Emergent traveling waves in spatially extended system with finite memory of transport

Abstract

Standard diffusion equation is formalized on the basis of Brownian movement of dispersing species in absence of any persistence in the transport motion of individuals. As a result, this description accounts for instantaneous spreading of dispersing species over an arbitrarily large distance from their original location predicting infinite velocities. This feature appears to be unrealistic, particularly while considering invasion dynamics in biological systems. Therefore, a better description demands the consideration of dispersal with inertia. Here, we investigate the spatiotemporal dynamics of a reaction-transport system including Cattaneo's modification of flux and a source term with cubic nonlinearity, reminiscent of population dynamics or flame propagation models. We show that the spatially extended system admits a traveling wave solution.
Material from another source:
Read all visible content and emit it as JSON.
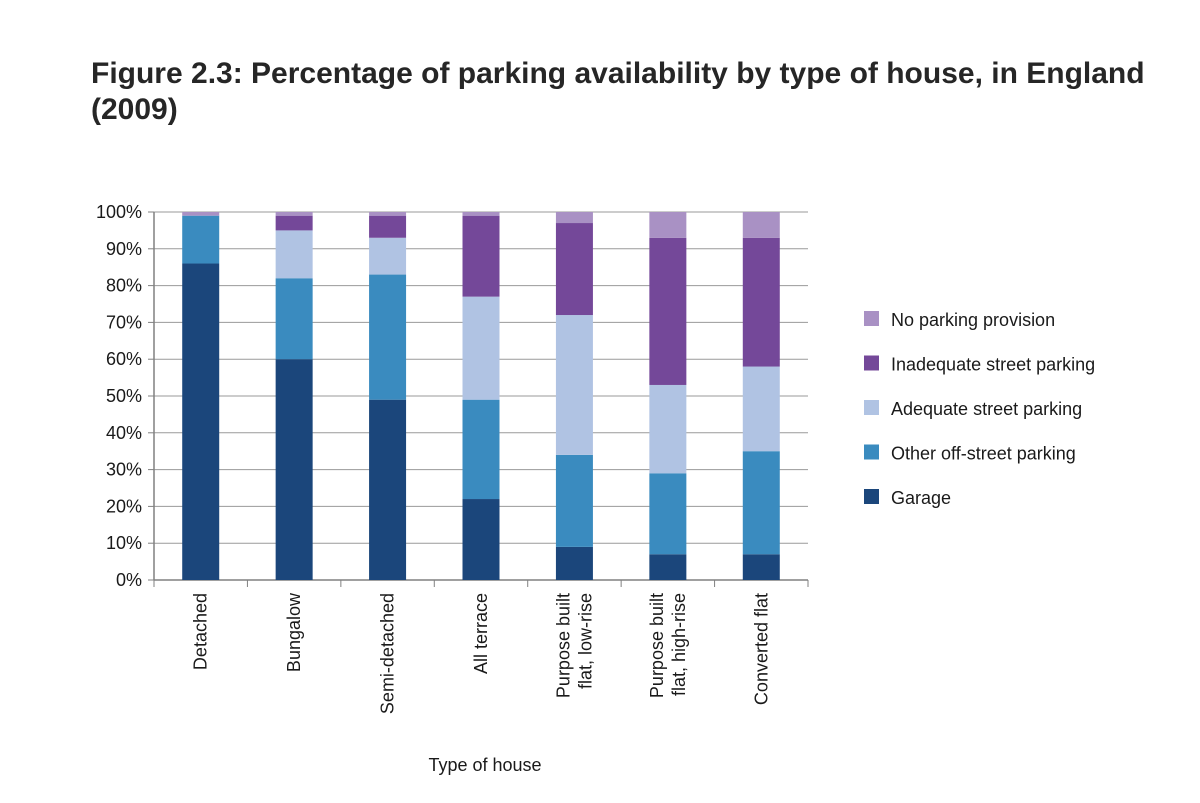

The presence of a small finite relaxation time of the diffusive flux modifies the speed of the traveling wave, specifically, resulting decay in speed with an increase of relaxation time of the flux. Our investigation reveals a complex interplay of reaction parameters and the finite memory of transport. The observed traveling wave solution reveals that there are conditions inbuilt in the choice of the reaction rate parameters, which governs the evolution of the wave solution. Our analytical predictions are qualitatively in good agreement with the numerically simulated results.